Now ponder the question of what the consequences might have been if Siegel had heeded the counsel of the hawks in his cabinet. Could he have succeeded in a pre-emptive assault on mainland China? Possibly, but that success would most likely have come at the cost of (A)damaged US diplomatic standing abroad, (B)a loss of credibility at home for Siegel’s nuclear policy1, and (C)staggering casualties among the U.S. forces carrying out the pre-emptive attack. There’s also the distinct possibility that such a pre-emptive operation could have provoked the Chinese to launch a nuclear assault on the United States equal to-- if not greater than --the one that the West Coast was subjected to at the start of the real Taiwan Straits War.

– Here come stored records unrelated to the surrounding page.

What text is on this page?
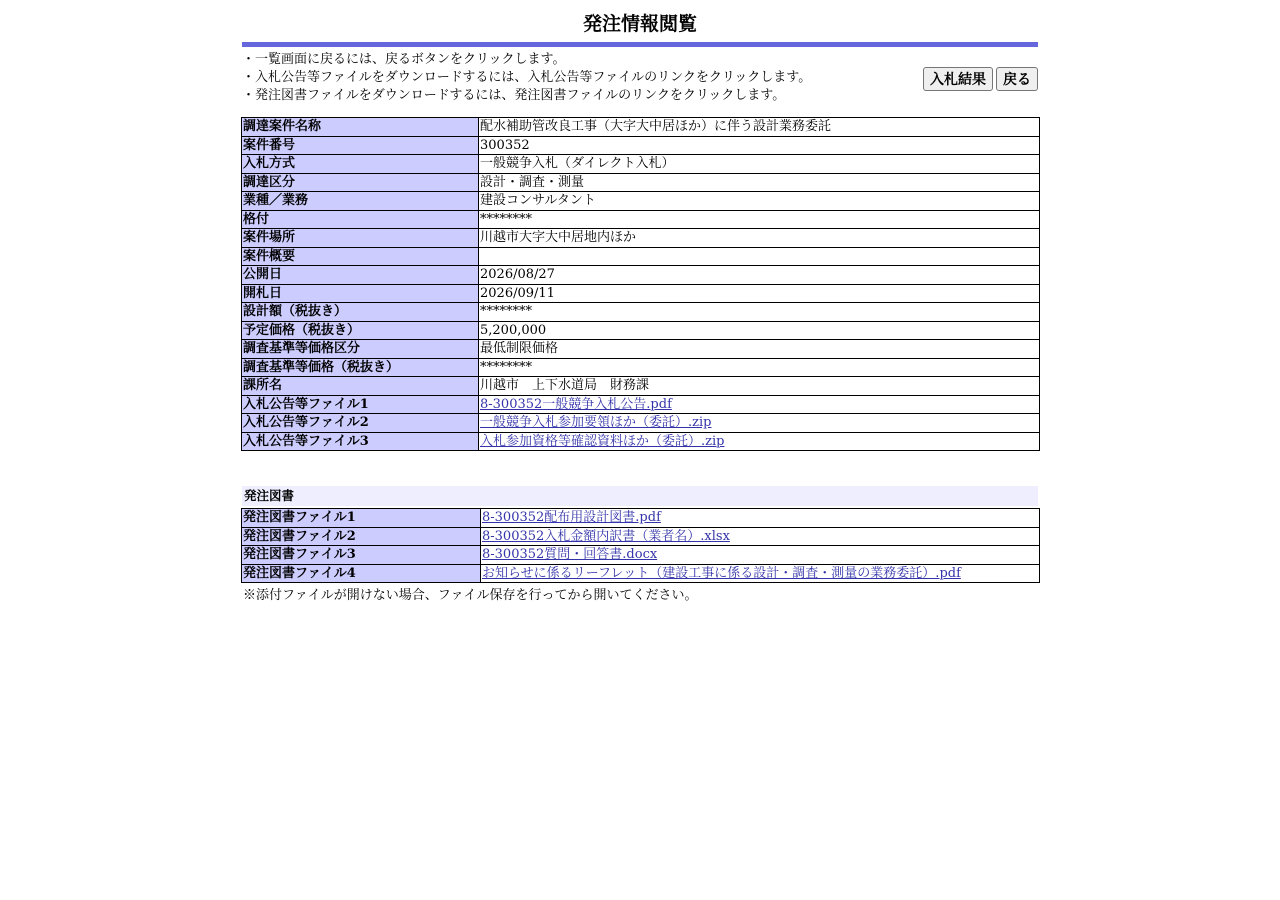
発注情報閲覧
・一覧画面に戻るには、戻るボタンをクリックします。
・入札公告等ファイルをダウンロードするには、入札公告等ファイルのリンクをクリックします。
・発注図書ファイルをダウンロードするには、発注図書ファイルのリンクをクリックします。
入札結果	戻る
調達案件名称	配水補助管改良工事（大字大中居ほか）に伴う設計業務委託
案件番号	300352
入札方式	一般競争入札（ダイレクト入札）
調達区分	設計・調査・測量
業種／業務	建設コンサルタント
格付	********
案件場所	川越市大字大中居地内ほか
案件概要	
公開日	2026/08/27
開札日	2026/09/11
設計額（税抜き）	********
予定価格（税抜き）	5,200,000
調査基準等価格区分	最低制限価格
調査基準等価格（税抜き）	********
課所名	川越市　上下水道局　財務課
入札公告等ファイル1	8-300352一般競争入札公告.pdf
入札公告等ファイル2	一般競争入札参加要領ほか（委託）.zip
入札公告等ファイル3	入札参加資格等確認資料ほか（委託）.zip
発注図書
発注図書ファイル1	8-300352配布用設計図書.pdf
発注図書ファイル2	8-300352入札金額内訳書（業者名）.xlsx
発注図書ファイル3	8-300352質問・回答書.docx
発注図書ファイル4	お知らせに係るリーフレット（建設工事に係る設計・調査・測量の業務委託）.pdf
※添付ファイルが開けない場合、ファイル保存を行ってから開いてください。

Siegel’s adoptive great-grandfather had been a White House advisor on Asian affairs during the Obama administration; in the Malaysian crisis of 2011 he had strongly cautioned against any kind of pre-emptive military action against Beijing at a time when the majority of the American public was clamoring for Obama to intervene militarily to halt suspected Chinese interference in the effort to avert civil war in Malaysia. Siegel himself had always taken the lessons of that time to heart-- but suppose he hadn’t? The results could have been devastating, not only for the United States but also for China. A recently declassified Defense Department memo regarding the rejected proposal for pre-emptive military action against China prior to the beginning of the Taiwan Straits War estimates that even a conventional military operation against the Chinese mainland would have resulted in tens of millions of civilian deaths-- to say nothing of the horrendous toll a pre-emptive nuclear strike might have inflicted.

 

#8)What if the mutiny attempts at certain U.S. and Chinese missile silos had succeeded?

Though US and Chinese military records from the Taiwan Straits War are somewhat fragmentary, those that managed to survive the war indicate that there were half a dozen attempts at mutiny among launch crews at key U.S. and Chinese ICBM bases during those critical hours when the Taiwan Straits Crisis at last escalated into full-scale war between the United States and China. All of those uprisings were eventually suppressed, with the one at Silo 5X in China’s Szechuan province being crushed in particularly bloody fashion by PLA security troops.

But suppose for just a minute that even one of those mutinies had been successful. Would that have prevented the war from breaking out? Unlikely; by the time the first of the mutiny attempts was made, Beijing and Washington were already committed to armed confrontation with each other over the Taiwan Straits. Would similar mutinies have broken out among submarine or bomber crews? Possibly, but we can never be entirely sure one way or the other given the substantial gaps in both sides’ military and diplomatic records left by the thermonuclear devastation of the Straits War.

Would a successful mutiny have disrupted U.S. or Chinese defense strategy? Beyond a doubt. Just one such incident could have seriously complicated efforts to execute nuclear warfighting plans; several of such mutinies might have made it necessary for one of the belligerents to commit greater numbers of manned bombers to the conflict, which in  turn could have pushed the war’s already staggering casualty toll that much higher.

In our next and final chapter, we’ll review the timeline of the actual events of the Taiwan Straits War.

 

To Be Continued...

Footnote

[1] One of the major foreign policy planks of Siegel’s campaign platform during his run for the presidency had been a greater US commitment to global nuclear disarmament.